Die Meisen passen sich der in Europa seit Jahrzehnten üblichen Fütterung durch den Menschen an. Ein längerer und schmälerer Schnabel erreicht die in Netzen angebrachten Meisenknödel und Nüsse besser als ein breiter kurzer. Evolution findet demnach nicht nur permanent, sondern auch in vergleichsweise großen Schritten statt.

Menschliche Wunder der Anpassung

Man muss sich also fragen, ob ähnliche Wunder der Anpassung nicht auch beim Menschen eintreten können. Es würde schon eine Verinnerlichung des Grundkonzeptes der Evolution ausreichen: die Anpassung. Zum Beispiel dass sich Konsum und Verbrauchsverhalten an die Verhältnisse anpassen, die der Planet bietet. Die Menschheit macht derzeit vom umgekehrten Modell intensivsten Gebrauch: der Anpassung der Verhältnisse an den Menschen.

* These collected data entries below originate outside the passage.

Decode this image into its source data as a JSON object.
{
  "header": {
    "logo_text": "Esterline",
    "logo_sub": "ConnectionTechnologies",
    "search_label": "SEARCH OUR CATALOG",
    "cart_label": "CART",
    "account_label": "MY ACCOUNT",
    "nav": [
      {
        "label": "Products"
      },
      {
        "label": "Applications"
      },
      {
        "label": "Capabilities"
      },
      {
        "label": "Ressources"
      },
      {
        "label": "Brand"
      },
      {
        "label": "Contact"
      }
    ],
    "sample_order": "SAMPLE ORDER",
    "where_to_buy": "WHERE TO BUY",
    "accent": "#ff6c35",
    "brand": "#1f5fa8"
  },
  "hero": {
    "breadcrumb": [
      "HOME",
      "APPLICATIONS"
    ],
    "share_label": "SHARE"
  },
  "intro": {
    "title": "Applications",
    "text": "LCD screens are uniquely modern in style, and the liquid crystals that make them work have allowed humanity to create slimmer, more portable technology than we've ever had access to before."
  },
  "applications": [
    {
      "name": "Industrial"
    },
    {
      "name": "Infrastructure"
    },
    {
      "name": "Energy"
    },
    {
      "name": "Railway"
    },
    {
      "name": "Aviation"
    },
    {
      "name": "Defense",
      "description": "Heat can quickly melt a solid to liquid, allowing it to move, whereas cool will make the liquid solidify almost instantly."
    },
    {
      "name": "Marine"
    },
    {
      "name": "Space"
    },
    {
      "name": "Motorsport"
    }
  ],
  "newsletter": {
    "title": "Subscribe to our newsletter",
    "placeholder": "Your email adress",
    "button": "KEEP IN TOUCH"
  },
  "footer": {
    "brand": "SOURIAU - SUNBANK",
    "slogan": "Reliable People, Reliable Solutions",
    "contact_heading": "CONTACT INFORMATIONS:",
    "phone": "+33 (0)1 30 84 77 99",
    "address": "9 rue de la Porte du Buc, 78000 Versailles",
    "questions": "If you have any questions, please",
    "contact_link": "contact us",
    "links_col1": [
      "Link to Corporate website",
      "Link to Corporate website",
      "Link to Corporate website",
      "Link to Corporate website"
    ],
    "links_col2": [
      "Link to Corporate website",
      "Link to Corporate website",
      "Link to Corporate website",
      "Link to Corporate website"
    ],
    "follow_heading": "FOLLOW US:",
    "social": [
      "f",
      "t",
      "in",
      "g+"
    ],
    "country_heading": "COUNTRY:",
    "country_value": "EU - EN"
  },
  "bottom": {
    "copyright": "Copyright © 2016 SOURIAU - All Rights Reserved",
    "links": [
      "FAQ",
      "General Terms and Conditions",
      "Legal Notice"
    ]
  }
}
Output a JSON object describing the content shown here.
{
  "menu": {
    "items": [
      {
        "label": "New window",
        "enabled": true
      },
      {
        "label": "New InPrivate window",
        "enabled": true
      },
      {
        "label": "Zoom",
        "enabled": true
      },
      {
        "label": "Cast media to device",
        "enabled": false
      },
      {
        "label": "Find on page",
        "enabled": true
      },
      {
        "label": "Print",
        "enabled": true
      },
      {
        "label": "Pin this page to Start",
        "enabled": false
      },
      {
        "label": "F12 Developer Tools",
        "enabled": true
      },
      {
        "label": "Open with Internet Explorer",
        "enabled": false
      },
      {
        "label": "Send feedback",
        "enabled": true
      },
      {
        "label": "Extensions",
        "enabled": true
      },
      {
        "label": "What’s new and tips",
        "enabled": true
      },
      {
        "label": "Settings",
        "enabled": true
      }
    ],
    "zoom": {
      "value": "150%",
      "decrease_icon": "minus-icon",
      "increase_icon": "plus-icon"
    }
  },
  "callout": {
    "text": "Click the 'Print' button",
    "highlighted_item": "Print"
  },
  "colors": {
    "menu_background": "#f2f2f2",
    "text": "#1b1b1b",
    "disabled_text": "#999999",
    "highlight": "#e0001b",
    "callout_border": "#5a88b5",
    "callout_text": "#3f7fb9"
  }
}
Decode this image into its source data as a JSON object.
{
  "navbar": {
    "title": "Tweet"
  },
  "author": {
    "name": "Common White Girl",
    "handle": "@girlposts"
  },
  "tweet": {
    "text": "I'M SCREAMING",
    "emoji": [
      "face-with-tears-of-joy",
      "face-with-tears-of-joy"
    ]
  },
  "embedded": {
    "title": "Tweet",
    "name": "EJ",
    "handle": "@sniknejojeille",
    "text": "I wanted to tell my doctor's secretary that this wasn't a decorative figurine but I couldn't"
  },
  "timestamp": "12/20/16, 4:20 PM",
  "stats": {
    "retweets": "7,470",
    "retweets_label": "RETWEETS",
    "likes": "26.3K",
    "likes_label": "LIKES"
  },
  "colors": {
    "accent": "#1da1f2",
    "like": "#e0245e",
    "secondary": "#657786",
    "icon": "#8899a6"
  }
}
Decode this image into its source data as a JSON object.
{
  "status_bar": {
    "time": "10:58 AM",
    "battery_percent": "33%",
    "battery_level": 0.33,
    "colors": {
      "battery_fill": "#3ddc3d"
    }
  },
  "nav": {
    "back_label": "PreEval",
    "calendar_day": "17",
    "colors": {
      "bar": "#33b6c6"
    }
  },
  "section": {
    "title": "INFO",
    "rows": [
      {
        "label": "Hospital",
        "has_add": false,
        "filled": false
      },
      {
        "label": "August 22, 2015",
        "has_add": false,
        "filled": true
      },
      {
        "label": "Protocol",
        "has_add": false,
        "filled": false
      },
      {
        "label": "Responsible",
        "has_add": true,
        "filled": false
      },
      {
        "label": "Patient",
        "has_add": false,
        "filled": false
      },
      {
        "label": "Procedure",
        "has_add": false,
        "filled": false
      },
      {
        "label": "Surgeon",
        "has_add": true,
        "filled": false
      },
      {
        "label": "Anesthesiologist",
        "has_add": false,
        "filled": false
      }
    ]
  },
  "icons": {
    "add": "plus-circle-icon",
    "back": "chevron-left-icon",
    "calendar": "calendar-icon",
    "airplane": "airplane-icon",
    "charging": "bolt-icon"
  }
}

Das funktioniert natürlich auf Dauer nicht. Es wäre so, als würden die Meisen ein Verfahren entwickeln, mit dem sie die gesamte Biosphäre in ihre Leibspeise Meisenknödel umwandeln können. Dieses „Meisozän“ würde über kurz oder lang den Planeten in eine Wüste aus Getreidepaste und Meisengack verwandeln und die Meisen aussterben lassen. Es scheint also so, als würde das Haben in allerhöchstem Übermaß das Sein vernichten. Und in diesem Sinn hat sich die Menschheit zu sehr verhabert, während sich die Meise vorbildlich entlang des verbesserten Seins manövriert. Gesucht ist also: die Metamorphose ins Naturgesetzliche. Nicht weniger, aber auch nicht mehr.